Overall Market Impact
According to InfoTrends, the whole market will be impacted by all the other available methods for viewing and sharing photos. “When we ask people what they expect their print volume to be in the next two years, they say they expect it to remain the same or increase a little.” But when asked an open-ended question such as, “What do you want to do in the future?” Haueter says prints are way down on the list. Consumers would prefer to view photos on television or via digital frames. “In their minds,” he explains, “consumers are thinking they want to try the new ways of viewing and sharing photos, but they don’t really expect to do it in the next couple years.”
What will motivate consumers? “We think there is going to be big growth in merchandise, particularly photo books. Consumers will start printing photo books instead of traditional print albums. Instead of saving all their prints from the summer and putting them into album sleeves, they’ll print a photo book that says ‘Summer of 2008,’ etc., and put it on a shelf like an album. There’s still a very small percentage of the population that has tried/produced photo books,” notes Haueter. “There’s still a lot of confusion in the market as to how to do it. However, we think there will be continued growth as people become more aware of it through word of mouth.
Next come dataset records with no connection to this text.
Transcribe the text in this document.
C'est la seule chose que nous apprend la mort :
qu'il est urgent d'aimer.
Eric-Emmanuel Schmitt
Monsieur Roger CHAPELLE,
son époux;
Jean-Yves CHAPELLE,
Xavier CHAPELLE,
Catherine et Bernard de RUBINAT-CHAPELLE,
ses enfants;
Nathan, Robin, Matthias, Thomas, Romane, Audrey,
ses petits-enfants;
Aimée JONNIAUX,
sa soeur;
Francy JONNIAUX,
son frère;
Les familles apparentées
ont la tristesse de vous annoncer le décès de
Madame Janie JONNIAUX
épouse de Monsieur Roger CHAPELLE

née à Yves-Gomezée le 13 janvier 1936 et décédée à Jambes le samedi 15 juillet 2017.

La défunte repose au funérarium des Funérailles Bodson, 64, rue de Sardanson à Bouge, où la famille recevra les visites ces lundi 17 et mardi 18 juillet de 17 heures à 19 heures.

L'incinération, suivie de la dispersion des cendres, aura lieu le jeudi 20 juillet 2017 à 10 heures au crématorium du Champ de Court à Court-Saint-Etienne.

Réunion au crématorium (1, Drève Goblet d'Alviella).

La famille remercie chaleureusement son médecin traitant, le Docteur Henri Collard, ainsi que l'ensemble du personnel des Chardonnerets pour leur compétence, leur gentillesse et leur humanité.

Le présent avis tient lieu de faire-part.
We’re seeing more retailers with the capacity to produce books in-store, which may help to drive growth in that part of the market.”
Of course, these new ways to view and share photos still raises the question of storage. Haueter asks, if people start producing books instead of prints (which may not be printed on archival paper), what will happen to those images down the road? “The idea we have is to make a photo book with a sleeve or insert in the back to hold a flash drive with all the prints on it. If friends see the book and want a copy of a print, they know exactly where it is. And,” he notes, “prints actually make a better archival source.”
Retailers that want to make the most of today’s imaging options should utilize displays and communicate more with their customers. “We’re seeing more retailers focus on product,” concludes InfoTrends’ Haueter. “It’s a good way to maintain print business, though, as far as volume, it will never be where it was with film. However, merchandise is a good way to make up for some of the loss.”
According to Lucidiom’s Giordano, “The more you can communicate with your customers the better. A lot of people still make 4×6” prints because that’s all they know how to do. They’re still intimidated by the creative process; and a lot of people don’t get creative because they don’t feel they are creative.”
To help customers discover their inner muse, Lucidiom encourages retailers to put a quote book next to every kiosk. “It will inspire your customers to do more,” says Giordano. “They can make a photo book and instead of coming up with a witisism on their own, they can quote Emerson.
“Also, display samples of different types of photo books. The important thing for retailers is not just to merchandise, but to communicate and educate that there is this different world out there. Saying ‘I love you’ on a card is great. But if you can add a quote by Emerson or Dickinson of whomever, with a picture of you and your wife, and then say ‘I love you’—it’s a little more special. That’s what people are looking to do today,” concludes Giordano, “even if they don’t do it yet.”